Let us load a file containing the results of a survey conducted in Spain:
sp <- read.csv("http://math-info.hse.ru/f/2016-17/ps-pep-quant/spanish_data.csv")
Variables:
ideolog
: respondents’s position on the ideological spectrum, 1 – right, 0 – left;
age
: respondent’s age;
ident_reg
: equals 1 if a respondent indentifies themselves with a region (province in Spain);
ident_cntr
: equals 1 if a respondent indentifies themselves with a country (Spain as a whole political unit);
male
: equals 1 if a respondent is male, 0 – female;
educ
: respondent’s level of education (1 – primary school, 4 – higher education);
unempl
: equals 1 if a respondent is unemployed, 0 – otherwise.
Suppose we want to check which factors affect the probability of being right at the ideological scale. Our dependent variable in this case is ideolog
and it is binary. So, a linear model is not applicable here. We need a logistic regression that is used for such tasks.
For running a logistic model we use the function glm()

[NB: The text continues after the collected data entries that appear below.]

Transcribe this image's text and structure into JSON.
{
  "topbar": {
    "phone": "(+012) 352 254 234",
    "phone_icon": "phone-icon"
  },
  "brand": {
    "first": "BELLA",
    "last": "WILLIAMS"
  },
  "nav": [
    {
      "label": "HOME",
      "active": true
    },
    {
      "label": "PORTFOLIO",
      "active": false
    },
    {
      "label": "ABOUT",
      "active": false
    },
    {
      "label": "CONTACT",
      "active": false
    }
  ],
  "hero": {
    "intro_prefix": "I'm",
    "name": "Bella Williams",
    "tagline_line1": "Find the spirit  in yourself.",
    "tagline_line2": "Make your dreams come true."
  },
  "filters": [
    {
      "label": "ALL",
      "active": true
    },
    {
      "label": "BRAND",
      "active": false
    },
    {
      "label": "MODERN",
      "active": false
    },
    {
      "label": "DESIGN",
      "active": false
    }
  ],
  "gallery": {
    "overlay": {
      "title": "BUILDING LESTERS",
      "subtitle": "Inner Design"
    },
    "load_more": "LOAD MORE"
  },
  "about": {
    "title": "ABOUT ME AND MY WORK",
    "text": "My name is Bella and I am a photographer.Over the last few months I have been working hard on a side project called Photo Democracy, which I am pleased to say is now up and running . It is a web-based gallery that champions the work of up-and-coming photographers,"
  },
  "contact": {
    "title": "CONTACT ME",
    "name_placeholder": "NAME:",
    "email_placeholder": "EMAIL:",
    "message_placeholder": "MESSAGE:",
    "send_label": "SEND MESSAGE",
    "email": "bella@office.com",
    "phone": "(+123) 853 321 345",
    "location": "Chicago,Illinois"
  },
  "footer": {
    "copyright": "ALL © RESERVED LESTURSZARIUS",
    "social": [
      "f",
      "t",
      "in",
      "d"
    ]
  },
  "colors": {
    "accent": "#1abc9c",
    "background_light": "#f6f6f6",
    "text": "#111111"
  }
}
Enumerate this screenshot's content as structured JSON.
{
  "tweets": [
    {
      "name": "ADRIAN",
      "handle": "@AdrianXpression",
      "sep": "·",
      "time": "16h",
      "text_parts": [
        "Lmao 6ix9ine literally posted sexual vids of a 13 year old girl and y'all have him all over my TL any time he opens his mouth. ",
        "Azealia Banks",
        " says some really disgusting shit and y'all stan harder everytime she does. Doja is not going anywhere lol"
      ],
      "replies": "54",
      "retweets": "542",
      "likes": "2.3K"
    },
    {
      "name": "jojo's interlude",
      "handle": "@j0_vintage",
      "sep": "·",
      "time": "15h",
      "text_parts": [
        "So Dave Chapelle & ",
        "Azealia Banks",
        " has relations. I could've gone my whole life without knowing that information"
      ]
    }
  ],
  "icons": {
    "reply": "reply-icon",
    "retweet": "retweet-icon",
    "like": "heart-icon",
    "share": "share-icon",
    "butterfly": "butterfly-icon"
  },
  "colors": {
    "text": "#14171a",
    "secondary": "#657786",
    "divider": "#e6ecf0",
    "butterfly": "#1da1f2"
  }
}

(from generalized linear models that are not all linear, though) and specify the family binomial
(logistic will be taken by default):
logmodel <- glm(data = sp, ideolog ~ age + ident_reg + unempl, family = binomial)
As usual, we can look at the summary for the model:
summary(logmodel)
##
## Call:
## glm(formula = ideolog ~ age + ident_reg + unempl, family = binomial,
## data = sp)
##
## Deviance Residuals:
## Min 1Q Median 3Q Max
## -0.9855 -0.8979 -0.7489 1.4289 2.1202
##
## Coefficients:
## Estimate Std. Error z value Pr(>|z|)
## (Intercept) -0.947292 0.300301 -3.154 0.00161 **
## age 0.005488 0.005601 0.980 0.32715
## ident_reg -0.903744 0.317277 -2.848 0.00439 **
## unempl -0.427696 0.236743 -1.807 0.07083 .
## ---
## Signif. codes: 0 '***' 0.001 '**' 0.01 '*' 0.05 '.' 0.1 ' ' 1
##
## (Dispersion parameter for binomial family taken to be 1)
##
## Null deviance: 726.13 on 599 degrees of freedom
## Residual deviance: 710.22 on 596 degrees of freedom
## AIC: 718.22
##
## Number of Fisher Scoring iterations: 4
However, as we discussed, the interpretation of coefficients in logistic models is different from linear ones. Judging by this output we can only say which factors significantly affect the propensity of being right and state the character of relationships (positive or negative effects).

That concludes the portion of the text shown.